We welcome general papers on the topic as well as concrete examples of
languages where the marking of possession is changing, new categories
are appearing, or old distinctions are vanishing. Contact between
languages with head-marked possession and those with dependent-marked
possession is of special interest to this workshop. We also encourage
papers on lesser known/underrepresented languages.
Example research questions:
 - What grammaticalization clines are employed in possession under the
influence of contact?
 - Is the possession marking in transition? Does the old marking and
new marking coexist in the language and how do they differ in their
usage?
 - Is possession double-marked? How did it come to be that way?

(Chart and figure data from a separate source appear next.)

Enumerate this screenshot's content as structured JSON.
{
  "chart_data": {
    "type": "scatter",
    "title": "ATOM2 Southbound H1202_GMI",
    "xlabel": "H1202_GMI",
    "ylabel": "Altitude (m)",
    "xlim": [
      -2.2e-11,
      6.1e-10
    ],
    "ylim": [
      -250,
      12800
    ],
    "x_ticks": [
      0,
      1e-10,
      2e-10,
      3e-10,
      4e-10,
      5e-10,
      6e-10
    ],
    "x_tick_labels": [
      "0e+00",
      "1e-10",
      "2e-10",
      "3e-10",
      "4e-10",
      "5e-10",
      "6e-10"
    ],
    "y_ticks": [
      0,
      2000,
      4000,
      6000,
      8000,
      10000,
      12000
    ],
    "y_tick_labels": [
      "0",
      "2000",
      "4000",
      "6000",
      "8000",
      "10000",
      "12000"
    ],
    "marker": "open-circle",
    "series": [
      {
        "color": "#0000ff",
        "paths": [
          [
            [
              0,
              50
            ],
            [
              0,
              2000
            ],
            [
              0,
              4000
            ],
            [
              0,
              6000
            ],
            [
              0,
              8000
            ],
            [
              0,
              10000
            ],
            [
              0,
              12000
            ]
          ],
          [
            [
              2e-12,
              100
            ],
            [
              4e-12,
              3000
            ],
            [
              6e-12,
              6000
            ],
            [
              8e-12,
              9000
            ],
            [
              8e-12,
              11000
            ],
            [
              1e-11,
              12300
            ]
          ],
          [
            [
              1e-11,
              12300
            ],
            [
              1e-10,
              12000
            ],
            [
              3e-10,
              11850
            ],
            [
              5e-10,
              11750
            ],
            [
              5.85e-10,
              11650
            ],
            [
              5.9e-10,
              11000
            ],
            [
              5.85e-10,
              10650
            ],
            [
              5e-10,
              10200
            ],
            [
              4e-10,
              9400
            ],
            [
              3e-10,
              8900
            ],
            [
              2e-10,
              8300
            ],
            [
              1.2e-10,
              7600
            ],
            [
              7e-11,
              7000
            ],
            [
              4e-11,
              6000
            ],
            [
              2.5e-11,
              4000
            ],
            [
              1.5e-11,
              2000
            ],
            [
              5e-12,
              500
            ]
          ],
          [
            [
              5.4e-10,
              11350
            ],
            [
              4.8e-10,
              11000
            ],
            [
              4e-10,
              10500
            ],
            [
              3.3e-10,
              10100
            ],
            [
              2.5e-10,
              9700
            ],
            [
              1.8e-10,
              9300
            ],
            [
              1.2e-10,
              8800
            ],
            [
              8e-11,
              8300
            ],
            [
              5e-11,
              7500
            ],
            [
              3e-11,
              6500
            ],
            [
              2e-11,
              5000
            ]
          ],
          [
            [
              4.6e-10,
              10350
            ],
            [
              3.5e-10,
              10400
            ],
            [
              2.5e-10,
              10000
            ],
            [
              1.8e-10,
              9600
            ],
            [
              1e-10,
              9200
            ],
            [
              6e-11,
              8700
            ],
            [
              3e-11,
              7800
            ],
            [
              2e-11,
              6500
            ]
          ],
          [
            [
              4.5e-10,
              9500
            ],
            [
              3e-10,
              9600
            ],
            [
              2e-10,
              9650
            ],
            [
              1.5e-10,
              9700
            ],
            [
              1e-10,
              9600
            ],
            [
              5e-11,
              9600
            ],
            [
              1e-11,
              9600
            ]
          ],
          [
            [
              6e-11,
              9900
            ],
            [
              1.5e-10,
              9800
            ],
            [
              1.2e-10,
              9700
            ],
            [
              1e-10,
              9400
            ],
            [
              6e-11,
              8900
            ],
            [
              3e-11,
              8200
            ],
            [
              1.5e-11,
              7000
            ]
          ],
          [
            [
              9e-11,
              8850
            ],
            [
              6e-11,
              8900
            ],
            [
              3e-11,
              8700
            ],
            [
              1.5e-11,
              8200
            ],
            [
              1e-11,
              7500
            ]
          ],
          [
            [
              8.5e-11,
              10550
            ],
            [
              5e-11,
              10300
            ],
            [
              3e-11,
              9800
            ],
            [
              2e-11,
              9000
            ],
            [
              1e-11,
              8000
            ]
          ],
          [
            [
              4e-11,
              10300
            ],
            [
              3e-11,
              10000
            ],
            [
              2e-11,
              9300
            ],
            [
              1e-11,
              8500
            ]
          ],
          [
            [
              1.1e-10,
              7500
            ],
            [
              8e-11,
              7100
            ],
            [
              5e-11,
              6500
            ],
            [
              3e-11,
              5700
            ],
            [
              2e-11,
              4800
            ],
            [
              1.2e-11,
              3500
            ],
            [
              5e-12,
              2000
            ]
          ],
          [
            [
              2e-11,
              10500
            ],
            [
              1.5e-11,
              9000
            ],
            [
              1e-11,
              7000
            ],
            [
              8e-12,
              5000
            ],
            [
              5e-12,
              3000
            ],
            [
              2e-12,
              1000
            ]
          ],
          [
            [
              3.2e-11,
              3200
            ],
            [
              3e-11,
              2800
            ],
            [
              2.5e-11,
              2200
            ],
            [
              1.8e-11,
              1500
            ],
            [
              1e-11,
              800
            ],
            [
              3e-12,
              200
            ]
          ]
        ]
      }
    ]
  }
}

 - What changes in marking of possession can be observed in minority
languages under the influence of a majority language? / How do the
patterns of the native tongue manifest in speakers when speaking a
second language?
 - Is the genitive marking newly developing or vanishing, and does its
semantic scope change?
 - The workshop is organized by the Prague Descriptive Linguistics
group.
Send abstracts (300 words + bibliography) to ulman.vit at post.cz
Abstract deadline: 25th May 2025
Date: 13th June 2025
Further info will be made available at: linguistics.cz
Bibliography
Aikhenvald, Alexandra Y. "Possession and ownership: A cross-linguistic
perspective." Possession and ownership: A cross-linguistic typology,
Oxford University Press, 2013, pp. 1-64.
Carlier, Anne and Verstraete, Jean-Christophe. The Genitive, John
Benjamins Publishing Company, 2013.
Heine, Bernd. Cognitive foundations of grammar. Oxford University
Press, 1997.
McAnallen, Julia. The history of predicative possession in Slavic:
Internal development vs. language contact. University of California,
Berkeley, 2011.
Nichols, Johanna. "On alienable and inalienable possession". In Honor
of Mary Haas: From the Haas Festival Conference On Native American
Linguistics, edited by William Shipley, Berlin, New York: De Gruyter
Mouton, 1988, pp. 557-610.
Sayahi, Lotfi. “Expression of attributive possession in Tunisian
Arabic: The role of language contact.” Semitic languages in contact.
Brill, 2015, pp. 333-347.
Stolz, Thomas, et al. Split Possession: An areal-linguistic study of
the alienability correlation and related phenomena in the languages of
Europe. John Benjamins Publishing Company, 2008.